Skip to main content

CRESP for Python Projects

This document explains how to use the CRESP protocol with Python projects, leveraging the compatibility with pyproject.toml.

Integration with pyproject.toml

The CRESP protocol is designed to work seamlessly with Python projects by extending the standard pyproject.toml format.
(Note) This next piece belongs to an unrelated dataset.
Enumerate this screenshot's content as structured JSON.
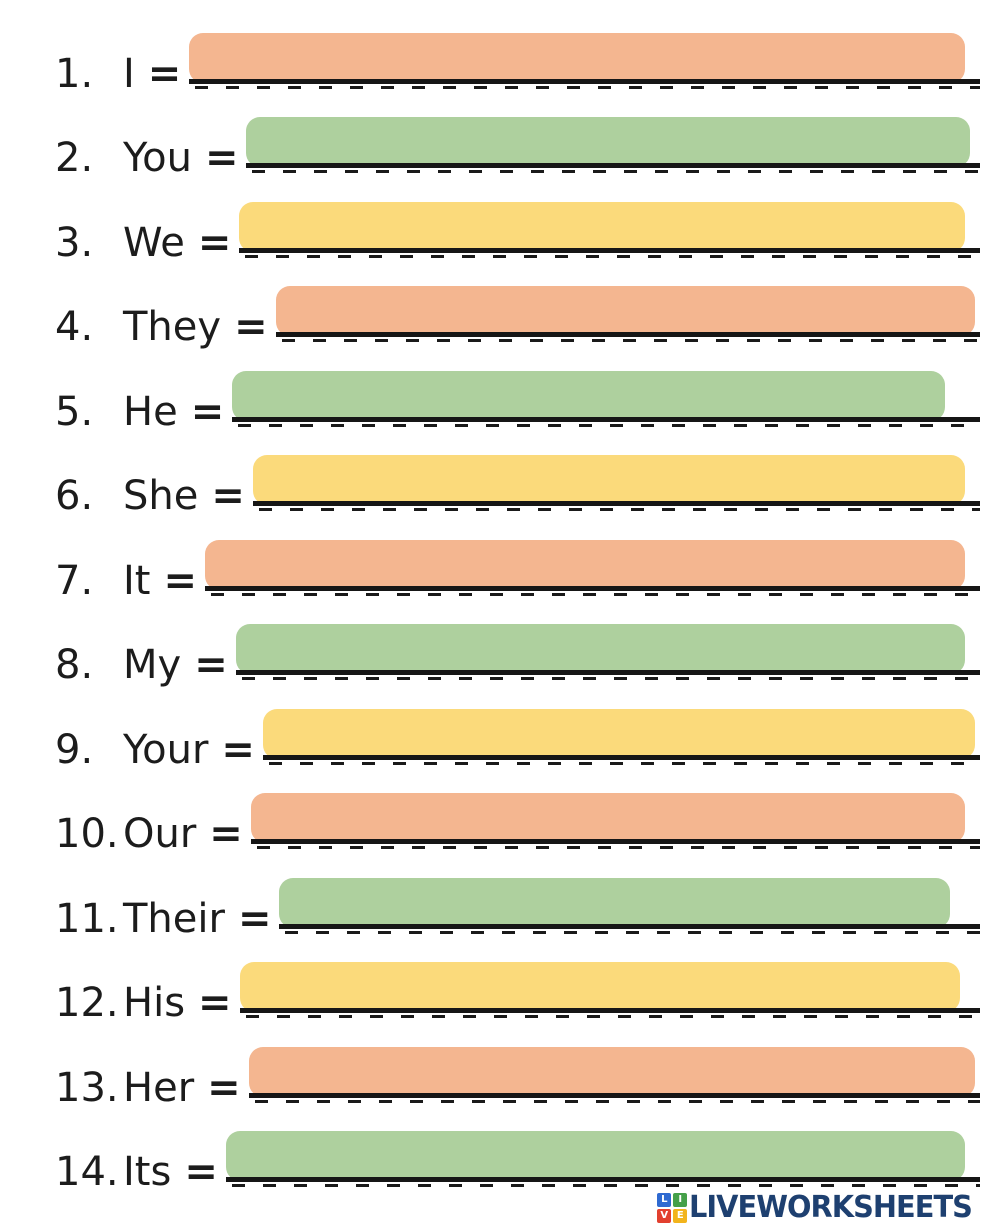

You can either:

  1. Reference an existing pyproject.toml file in your CRESP configuration
  2. Include the Python project configuration directly within your CRESP file

Example Configuration

Here's an example of how to configure a Python project in your CRESP file:

###############################################################################
# Python Project Configuration
###############################################################################

[pyproject]
file = "pyproject.toml" # Optional: Points to an existing pyproject.toml file

# If no external pyproject.toml is referenced, you can include the configuration directly:
[pyproject.build-system]
requires = ["setuptools>=42", "wheel"]
build-backend = "setuptools.build_meta"

[pyproject.tool.poetry]
name = "my-research-project"
version = "0.1.0"
description = "A reproducible research project using Python"
authors = ["Researcher Name <[email protected]>"]
readme = "README.md"
packages = [{include = "my_package"}]

[pyproject.tool.poetry.dependencies]
python = "^3.8"
numpy = "^1.22.0"
pandas = "^1.4.0"
scikit-learn = "^1.0.2"
matplotlib = "^3.5.1"
torch = "^1.10.0"

[pyproject.tool.poetry.group.dev.dependencies]
pytest = "^7.0.0"
black = "^22.1.0"

Environment Management

For Python projects, CRESP supports multiple environment management approaches:

Using Poetry

If you're using Poetry for dependency management, the CRESP configuration can directly use the Poetry sections from pyproject.toml:

[pyproject.tool.poetry]
# Poetry configuration as shown above

Using pip

For pip-based projects, you can specify dependencies in the software packages section:

[[software.packages]]
name = "numpy"
version = "1.22.0"
source = "pip"

[[software.packages]]
name = "pandas"
version = "1.4.0"
source = "pip"

Using Conda

For Conda-based environments, you can specify the environment file:

[software.conda]
environment_file = "environment.yml"

Execution Configuration

Specify how to run your Python project:

[execution]
verify_script = "verify_env.py" # Script to verify the environment
command = "python main.py --config config.json" # Command to run the experiment

Best Practices

  1. Version Pinning: Always pin exact versions of dependencies to ensure reproducibility
  2. Hash Verification: Include hashes for critical packages
  3. Environment Isolation: Use virtual environments (Poetry, venv, conda)
  4. Random Seed Control: Set global and local random seeds
  5. Documentation: Include detailed documentation on how to run the experiment

Example Project Structure

A typical Python project using CRESP might have the following structure:

my-research-project/
├── cresp.toml # CRESP configuration file
├── pyproject.toml # Python project configuration
├── README.md # Project documentation
├── data/ # Data directory
│ ├── raw/ # Raw data
│ └── processed/ # Processed data
├── src/ # Source code
│ ├── __init__.py
│ ├── data_processing.py
│ ├── models.py
│ └── visualization.py
├── notebooks/ # Jupyter notebooks
│ └── analysis.ipynb
├── tests/ # Tests
│ └── test_models.py
├── verify_env.py # Environment verification script
└── main.py # Main experiment script

By following these guidelines, you can ensure that your Python-based computational research is fully reproducible using the CRESP protocol.